Google Cloud Platform

Google Cloud Platform

My co-presenter Evan works with the Google Cloud Platform team bringing together key elements around Bosh, Pivotal Cloud Foundry, Terraform, and other pieces for various customers. I’ve had the fortune of working with Evan as a customer of AWS & GCP since he was a chef of awesomesauce at AWS.

The Work Described in Presentation

What & Where

Cascadia Bioregion

We’re a team that is autonomous from the Home Depot IT Organization, albeit still fully connected, which also gives us unique autonomy to build, scale, and implement unhindered. This allows us to really focus on our specific business units’ needs. This provides us a kind of “laboratory” status here in Cascadia).

What We Have

Our environment is a language and operating system polyglot dream (or mess depending on one’s POV). The mix of operating systems, system workflows, and languages with their respective stacks all around make for a challenge that either defeats the soul or stirs the passion. For me, I get lit up with excitement over getting it to interoperate and smoothly work.

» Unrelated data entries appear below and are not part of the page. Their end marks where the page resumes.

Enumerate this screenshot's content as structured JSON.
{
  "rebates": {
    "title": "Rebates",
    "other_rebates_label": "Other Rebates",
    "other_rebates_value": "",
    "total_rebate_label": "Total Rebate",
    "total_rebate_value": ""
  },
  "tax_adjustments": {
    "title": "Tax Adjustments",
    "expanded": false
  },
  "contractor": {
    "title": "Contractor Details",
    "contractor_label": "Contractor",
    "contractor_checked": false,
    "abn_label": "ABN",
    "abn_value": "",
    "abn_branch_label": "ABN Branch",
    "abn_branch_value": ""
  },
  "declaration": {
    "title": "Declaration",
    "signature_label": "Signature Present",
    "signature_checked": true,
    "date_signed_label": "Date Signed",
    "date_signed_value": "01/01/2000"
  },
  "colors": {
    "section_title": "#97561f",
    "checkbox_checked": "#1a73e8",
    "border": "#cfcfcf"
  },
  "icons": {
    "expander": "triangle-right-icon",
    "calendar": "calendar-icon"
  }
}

Our core applications do fall along using the Node.js, JavaScript, and .NET Stacks. But beyond that core functionality we have data anlytics projects getting built on Kafka, Zookeeper, and a host of microservice style stacks on various Linux distributions and Windows Servers.

Where We’re Going

Another important situational report I need to provide everyone is the fact most of this infrastructure exists where we don’t want it and we’re in the process of migrating entirely to Google Cloud. This is what the ideas here will involve, is Google Cloud and the work I’m doing to get us migrated to and deploying to Google Cloud.

Our 3 Eras

Legacy “Iron Throne Era”

Some of the key identifying characteristics of systems in this era include:

  • System won’t work
  • System sort of works
  • System can’t move
  • System is barely (or not) Internet ready

This is the term we’ve started to use, currently, for the definition of legacy in relation to migration/operation in Google Cloud. We’re fortunate at Home Depot in the Quote Center, in that we generally we don’t have applications in these realms. But, there are a few.

Infrastructure “Renaissance Era”

  • Google Compute Engine
  • System Applications

This era and system type includes things that are solely focused around the traditional systems administration and deployment style of “a server” with everything built on top. More simply, think of this as systems that run on a singular, or maybe a manually created cluster within Google Compute Engine.

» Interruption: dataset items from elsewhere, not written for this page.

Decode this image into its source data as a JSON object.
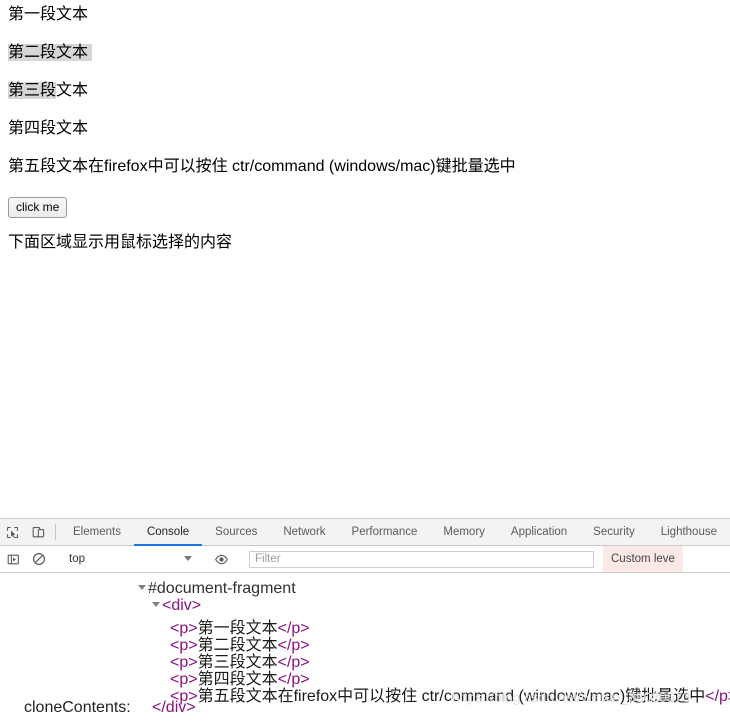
{
  "page": {
    "paragraphs": [
      {
        "id": "p1",
        "text": "第一段文本",
        "selection": "none"
      },
      {
        "id": "p2",
        "text": "第二段文本",
        "selection": "full"
      },
      {
        "id": "p3",
        "text": "第三段文本",
        "selection": "partial",
        "selected_part": "第三段",
        "unselected_part": "文本"
      },
      {
        "id": "p4",
        "text": "第四段文本",
        "selection": "none"
      },
      {
        "id": "p5",
        "text": "第五段文本在firefox中可以按住 ctr/command (windows/mac)键批量选中",
        "selection": "none"
      }
    ],
    "button_label": "click me",
    "hint_text": "下面区域显示用鼠标选择的内容",
    "selection_highlight_color": "#d6d6d6"
  },
  "devtools": {
    "toolbar_icons": [
      {
        "name": "inspect-element-icon",
        "glyph": "inspect"
      },
      {
        "name": "toggle-device-toolbar-icon",
        "glyph": "device"
      }
    ],
    "tabs": [
      {
        "label": "Elements",
        "active": false
      },
      {
        "label": "Console",
        "active": true
      },
      {
        "label": "Sources",
        "active": false
      },
      {
        "label": "Network",
        "active": false
      },
      {
        "label": "Performance",
        "active": false
      },
      {
        "label": "Memory",
        "active": false
      },
      {
        "label": "Application",
        "active": false
      },
      {
        "label": "Security",
        "active": false
      },
      {
        "label": "Lighthouse",
        "active": false
      }
    ],
    "active_tab_underline_color": "#1a73e8",
    "console_toolbar": {
      "execute_icon": "execution-context-icon",
      "clear_icon": "clear-console-icon",
      "context_value": "top",
      "eye_icon": "live-expression-icon",
      "filter_value": "",
      "filter_placeholder": "Filter",
      "level_label": "Custom leve",
      "level_badge_bg": "#fbe9e7"
    },
    "console_output": {
      "label_left": "cloneContents:",
      "tree": [
        {
          "indent": 0,
          "expanded": true,
          "text": "#document-fragment",
          "kind": "node"
        },
        {
          "indent": 1,
          "expanded": true,
          "text": "<div>",
          "kind": "tag"
        },
        {
          "indent": 2,
          "expanded": false,
          "open": "<p>",
          "content": "第一段文本",
          "close": "</p>",
          "kind": "element"
        },
        {
          "indent": 2,
          "expanded": false,
          "open": "<p>",
          "content": "第二段文本",
          "close": "</p>",
          "kind": "element"
        },
        {
          "indent": 2,
          "expanded": false,
          "open": "<p>",
          "content": "第三段文本",
          "close": "</p>",
          "kind": "element"
        },
        {
          "indent": 2,
          "expanded": false,
          "open": "<p>",
          "content": "第四段文本",
          "close": "</p>",
          "kind": "element"
        },
        {
          "indent": 2,
          "expanded": false,
          "open": "<p>",
          "content": "第五段文本在firefox中可以按住 ctr/command (windows/mac)键批量选中",
          "close": "</p>",
          "kind": "element"
        },
        {
          "indent": 1,
          "expanded": false,
          "text": "</div>",
          "kind": "tag"
        }
      ],
      "tag_color": "#881280"
    }
  },
  "watermark": "https://blog.csdn.net/weixin_38080573"
}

Another aspect of this era, which is easier to define, is an application that is traditionally hosted, built, or maintained. Think of applications like JIRA, Enterprise Github, SQL Server Reporting Services, or even SQL Server itself. These applications or servers on require, and can really only utilize a single instance in most use cases.

These are the systems and applications of the “Renaissance Era”.

Applications “Iron Man Era”

This is the seriously bad ass era of immutable infrastructure, self-deploying applications, that are continuous integrated and delivered. This is where things get fast, exciting, and quality starts to dramatically improve.